Poderia resumir brevemente os tipos de soluções oferecidas pela Deep Instinct quando se trata de soluções de aplicativos, endpoints e armazenamento?

A Plataforma de Prevenção Predita da Deep Instinct é a primeira e única solução baseada em uma estrutura de DL única, especificamente projetada para resolver os desafios de segurança cibernética de hoje — nomeadamente, prevenir ameaças antes que elas possam ser executadas e aterrissar em seu ambiente. A plataforma tem três pilares:

  1. Agentless, em um ambiente de contêiner, conectado via API ou ICAP: A Prevenção da Deep Instinct para Aplicativos é uma solução agentless que previne ransomware, ameaças de zero-dia e outros malware desconhecidos antes que eles atinjam seus aplicativos, sem impactar a experiência do usuário.
  2. Baseado em agente no endpoint: A Prevenção da Deep Instinct para Endpoints é uma plataforma de prevenção de ameaças autônoma — não em execução como a maioria das soluções de hoje. Ou pode fornecer uma camada real de prevenção de ameaças para complementar qualquer solução de EDR existente. Ela previne ameaças conhecidas e desconhecidas, de zero-dia e ransomware, antes da execução, antes de qualquer atividade maliciosa, reduzindo significativamente o volume de alertas e falsos positivos, para que as equipes de SOC possam se concentrar exclusivamente em ameaças legítimas e de alta fidelidade.
  3. Uma abordagem de prevenção em primeiro lugar para a proteção de armazenamento: A Prevenção da Deep Instinct para Armazenamento oferece uma abordagem de prevenção preditiva para parar ransomware, ameaças de zero-dia e outros malware desconhecidos de infiltrar ambientes de armazenamento — seja os dados armazenados on-prem ou na nuvem. Fornecendo uma solução rápida e extremamente eficaz no armazenamento centralizado para os clientes, impede que o armazenamento se torne um ponto de propagação e distribuição para quaisquer ameaças.
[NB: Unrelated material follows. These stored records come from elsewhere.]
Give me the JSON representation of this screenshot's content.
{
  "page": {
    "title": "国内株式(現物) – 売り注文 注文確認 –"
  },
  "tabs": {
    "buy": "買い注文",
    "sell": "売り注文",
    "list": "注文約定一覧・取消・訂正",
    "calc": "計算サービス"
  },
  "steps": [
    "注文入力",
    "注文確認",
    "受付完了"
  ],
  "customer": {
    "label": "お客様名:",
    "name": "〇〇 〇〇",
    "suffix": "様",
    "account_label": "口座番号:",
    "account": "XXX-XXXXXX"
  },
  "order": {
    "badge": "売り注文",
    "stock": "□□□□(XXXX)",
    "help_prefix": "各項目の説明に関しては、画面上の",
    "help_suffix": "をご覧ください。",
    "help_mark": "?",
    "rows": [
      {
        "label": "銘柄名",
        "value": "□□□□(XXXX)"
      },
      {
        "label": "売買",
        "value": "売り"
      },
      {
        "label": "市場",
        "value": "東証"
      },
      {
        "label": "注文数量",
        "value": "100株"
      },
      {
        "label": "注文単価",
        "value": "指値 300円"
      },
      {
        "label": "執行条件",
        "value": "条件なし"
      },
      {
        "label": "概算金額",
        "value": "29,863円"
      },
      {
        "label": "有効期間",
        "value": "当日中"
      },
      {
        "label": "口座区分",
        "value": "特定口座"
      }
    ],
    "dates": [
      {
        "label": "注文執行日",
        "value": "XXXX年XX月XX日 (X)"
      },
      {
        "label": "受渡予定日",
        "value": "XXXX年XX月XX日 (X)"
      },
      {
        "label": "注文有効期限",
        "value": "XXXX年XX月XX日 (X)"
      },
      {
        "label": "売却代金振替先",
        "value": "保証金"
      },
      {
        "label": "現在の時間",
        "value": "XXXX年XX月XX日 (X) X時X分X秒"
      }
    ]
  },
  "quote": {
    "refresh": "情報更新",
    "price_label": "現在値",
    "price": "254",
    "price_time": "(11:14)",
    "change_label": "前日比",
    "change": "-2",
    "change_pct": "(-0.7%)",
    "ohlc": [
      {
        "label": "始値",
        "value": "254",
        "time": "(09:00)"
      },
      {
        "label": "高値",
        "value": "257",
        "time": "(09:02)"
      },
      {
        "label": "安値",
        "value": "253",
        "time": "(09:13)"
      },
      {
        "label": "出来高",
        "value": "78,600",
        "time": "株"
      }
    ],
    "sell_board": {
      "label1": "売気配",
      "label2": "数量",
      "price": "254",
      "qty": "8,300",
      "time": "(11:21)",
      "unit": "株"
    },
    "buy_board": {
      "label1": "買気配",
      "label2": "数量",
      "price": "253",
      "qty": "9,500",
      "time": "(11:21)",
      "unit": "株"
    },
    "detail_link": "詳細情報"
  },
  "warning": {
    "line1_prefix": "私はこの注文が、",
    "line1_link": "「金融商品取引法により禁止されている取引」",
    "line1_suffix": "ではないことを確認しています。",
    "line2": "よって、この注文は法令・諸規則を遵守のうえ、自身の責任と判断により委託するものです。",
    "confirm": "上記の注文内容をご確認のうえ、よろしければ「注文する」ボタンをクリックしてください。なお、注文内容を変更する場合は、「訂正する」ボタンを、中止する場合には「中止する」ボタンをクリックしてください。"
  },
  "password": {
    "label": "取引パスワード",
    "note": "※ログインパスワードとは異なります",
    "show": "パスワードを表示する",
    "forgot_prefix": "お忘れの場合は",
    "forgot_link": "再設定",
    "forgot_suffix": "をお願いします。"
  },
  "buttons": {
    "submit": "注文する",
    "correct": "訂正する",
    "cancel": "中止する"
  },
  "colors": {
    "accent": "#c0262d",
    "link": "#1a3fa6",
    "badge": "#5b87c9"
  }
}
Obrigado pela grande revisão, leitores que desejam aprender mais devem visitar Deep Instinct.

Antoine é um líder visionário e sócio-fundador da Unite.AI, impulsionado por uma paixão inabalável por moldar e promover o futuro da IA e da robótica. Um empreendedor serial, ele acredita que a IA será tão disruptiva para a sociedade quanto a eletricidade, e é frequentemente pego falando sobre o potencial das tecnologias disruptivas e da AGI.

Como um futurista, ele está dedicado a explorar como essas inovações moldarão nosso mundo. Além disso, ele é o fundador da Securities.io, uma plataforma focada em investir em tecnologias de ponta que estão redefinindo o futuro e remodelando setores inteiros.